My dad is driving my GST around in Palm Springs and the AC is blowing hot air. My mechanic pointed out that the high side was high and he could fix it but could not tell me how much it would cost. I would just need to throw him a blank check. I figured I would probably do a better job so I left and my dad got some gauges and vacuum pump.

I have since pulled a vacuum and charged it back up. But then my low side pressure hit about 75psi, and it was blowing about 70-80deg when the outside air temp was about 95deg. After reviewing the forums I figured I had too much refrigerant, even though I only put in 24 oz. I still have a lot of oil in the system, so I figured that was taking up some room I the lines. I let out a bit of refrigerant and the problem got a bit worse. I let out more and it blows outside air temp (about 100 deg).

My question is, when I charge it to the correct amount, 24oz, what could cause 75psi low side pressure? TXV? A/C controller? Its not the compressor, that cycles on and off.
 
Sorry to bring this back from the dead, but its summer and my AC does not work. I posted this same problem on a different forum, but I think it was the wrong forum.

My dad is driving my GST around in Palm Springs and the AC is blowing hot air. My mechanic pointed out that the high side was high and he could fix it but could not tell me how much it would cost. I would just need to throw him a blank check. I figured I would probably do a better job so I left and my dad got some gauges and vacuum pump.

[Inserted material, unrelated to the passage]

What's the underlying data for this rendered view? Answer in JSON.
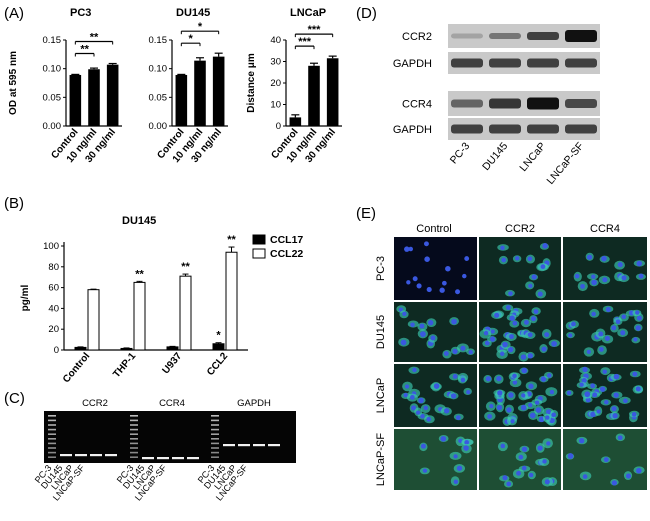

I have since pulled a vacuum and charged it back up. But then my low side pressure hit about 75psi, and it was blowing about 70-80deg when the outside air temp was about 95deg. After reviewing the forums I figured I had too much refrigerant, even though I only put in 24 oz. I still have a lot of oil in the system, so I figured that was taking up some room I the lines. I let out a bit of refrigerant and the problem got a bit worse. I let out more and it blows outside air temp (about 100 deg).

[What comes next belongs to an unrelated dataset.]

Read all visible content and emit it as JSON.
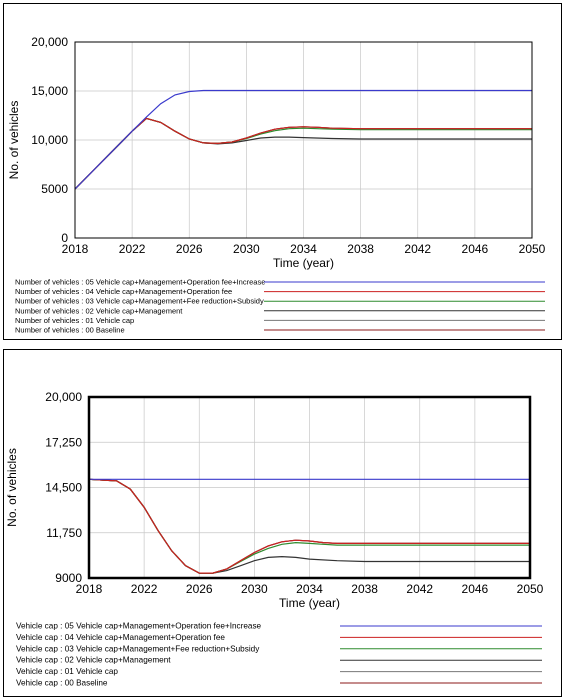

My question is, when I charge it to the correct amount, 24oz, what could cause 75psi low side pressure? TXV? A/C controller? Its not the compressor, that cycles on and off.


A/C work is fairly easy. If the low side is at 75 it is either way overcharged or the compressor is not kicking on. You can look at the front of the a/c compressor and see if it is spinning. The low side should be 45-50psi. You really need a high side gauge too, this way you can tell if there is a blockage or something.(Too much oil will show also) High side should be around 350psi. There should be an a/c sticker under the hood to tell you how much freon the system holds. I think it may only hold around 28 oz, completely empty.

PM me if you need some help. If it is holding freon and compressor kicks on it should be a fairly inexpensive fix.
 
That sounds like my problem. How do I drain the oil?

I would break the lines off the back of the compressor SLOWLY to drain the system. You can reach them while the compressor is still on the car. Would also replace the dryer if I had the money. (under driver side fender well about 60 bucks) Pull lines off expansion valve which is where the lines run in the firewall next to the evap core. Flush all lines condensor and evap core with some kind of detergent. I have always just used break clean and an air compressor. Break clean evaporates quickly. Replace o-rings on everything I broke loose, put about 4 oz of oil back in the new dryer, put back together, evacuate system if you have a pump, if not just charge back up. My 96 holds 32 oz which is about 2 1/2-3 cans.

Make sure the cans of freon you use don't have any oil in them.
Don't get any detergent in the compressor or expansion valve.